Adding to the broader economic context, the global oil benchmark Brent crude saw a slight dip of 0.51 per cent to USD 89.04 a barrel. This modest drop in oil prices often bodes well for the Indian economy, where heavy reliance on oil imports can significantly impact trade deficits.

However, it wasn’t all zeal in the market as Foreign Institutional Investors (FIIs) sold off equities amounting to Rs 3,408.88 crore on the preceding Friday, as per exchange data. This outflow is a critical indicator as FIIs have played a sizable role in Indian equity markets, and their investment patterns are keenly watched by market participants.

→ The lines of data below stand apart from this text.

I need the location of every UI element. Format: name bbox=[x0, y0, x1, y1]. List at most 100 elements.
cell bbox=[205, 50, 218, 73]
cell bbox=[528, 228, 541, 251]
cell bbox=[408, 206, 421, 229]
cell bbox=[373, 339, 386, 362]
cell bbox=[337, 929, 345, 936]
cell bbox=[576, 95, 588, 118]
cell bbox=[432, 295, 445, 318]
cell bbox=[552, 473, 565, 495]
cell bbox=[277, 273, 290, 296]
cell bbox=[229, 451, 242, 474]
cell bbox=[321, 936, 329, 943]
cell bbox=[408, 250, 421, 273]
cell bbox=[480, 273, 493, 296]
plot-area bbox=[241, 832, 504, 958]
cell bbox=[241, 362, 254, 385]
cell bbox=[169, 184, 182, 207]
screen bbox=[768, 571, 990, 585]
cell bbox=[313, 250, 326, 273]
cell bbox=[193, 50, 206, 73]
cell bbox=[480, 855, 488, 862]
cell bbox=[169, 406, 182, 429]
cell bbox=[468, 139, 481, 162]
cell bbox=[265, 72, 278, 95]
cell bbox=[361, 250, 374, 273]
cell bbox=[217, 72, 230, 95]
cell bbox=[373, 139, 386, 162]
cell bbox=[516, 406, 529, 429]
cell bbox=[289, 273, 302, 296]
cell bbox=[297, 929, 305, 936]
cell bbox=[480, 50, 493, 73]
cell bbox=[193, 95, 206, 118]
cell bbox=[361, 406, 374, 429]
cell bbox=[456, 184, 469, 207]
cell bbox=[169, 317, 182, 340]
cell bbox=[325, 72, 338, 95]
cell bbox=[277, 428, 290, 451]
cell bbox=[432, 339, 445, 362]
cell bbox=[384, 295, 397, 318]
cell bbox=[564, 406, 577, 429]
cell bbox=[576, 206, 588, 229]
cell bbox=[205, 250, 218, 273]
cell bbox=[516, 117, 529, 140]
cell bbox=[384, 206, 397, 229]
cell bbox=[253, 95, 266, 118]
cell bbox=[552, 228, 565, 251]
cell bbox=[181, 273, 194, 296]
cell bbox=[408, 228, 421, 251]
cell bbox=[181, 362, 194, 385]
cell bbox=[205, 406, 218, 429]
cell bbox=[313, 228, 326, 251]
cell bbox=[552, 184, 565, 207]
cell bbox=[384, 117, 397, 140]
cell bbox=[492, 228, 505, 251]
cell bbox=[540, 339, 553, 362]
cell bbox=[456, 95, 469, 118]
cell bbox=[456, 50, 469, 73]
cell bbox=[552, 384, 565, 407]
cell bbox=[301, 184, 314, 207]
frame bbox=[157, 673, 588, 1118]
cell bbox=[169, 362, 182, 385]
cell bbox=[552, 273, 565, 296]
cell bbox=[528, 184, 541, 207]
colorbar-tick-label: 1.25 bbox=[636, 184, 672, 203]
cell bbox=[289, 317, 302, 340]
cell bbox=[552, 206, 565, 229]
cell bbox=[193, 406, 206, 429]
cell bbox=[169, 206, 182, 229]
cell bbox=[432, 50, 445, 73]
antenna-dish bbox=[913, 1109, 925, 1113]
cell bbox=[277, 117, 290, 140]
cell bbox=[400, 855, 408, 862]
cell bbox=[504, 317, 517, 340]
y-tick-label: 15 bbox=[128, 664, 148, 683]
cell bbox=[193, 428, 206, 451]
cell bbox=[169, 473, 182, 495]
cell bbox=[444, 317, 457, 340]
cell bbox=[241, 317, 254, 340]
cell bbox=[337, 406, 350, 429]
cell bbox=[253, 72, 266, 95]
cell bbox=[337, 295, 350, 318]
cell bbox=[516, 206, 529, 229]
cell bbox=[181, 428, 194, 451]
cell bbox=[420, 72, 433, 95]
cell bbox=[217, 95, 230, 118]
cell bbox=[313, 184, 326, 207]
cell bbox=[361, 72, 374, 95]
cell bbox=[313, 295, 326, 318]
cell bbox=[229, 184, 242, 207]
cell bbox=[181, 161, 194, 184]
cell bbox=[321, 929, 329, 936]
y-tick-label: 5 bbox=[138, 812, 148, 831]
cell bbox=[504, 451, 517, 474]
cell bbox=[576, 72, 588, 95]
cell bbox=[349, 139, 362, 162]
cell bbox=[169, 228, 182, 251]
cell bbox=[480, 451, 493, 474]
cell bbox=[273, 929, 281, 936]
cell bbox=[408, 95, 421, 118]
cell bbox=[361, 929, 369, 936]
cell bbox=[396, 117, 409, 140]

The robust performance on Monday painted a stark contrast to the end of the previous week, where the BSE Sensex had taken a plunge of 609.28 points or 0.82 per cent to settle at 73,730.16. Similarly, the NSE Nifty had receded by 150.40 points or 0.67 per cent to 22,419.95.

This resurgence is seen as a testament to the resilience of the Indian markets, which continue to display volatility yet trend upwards in the longer term, fueled by solid economic fundamentals and optimistic investor sentiment. With a mixture of domestic vigor and international windfalls, Indian stocks are navigating through a complex financial landscape, yet manage to assert their growth trajectory amidst broader global shifts.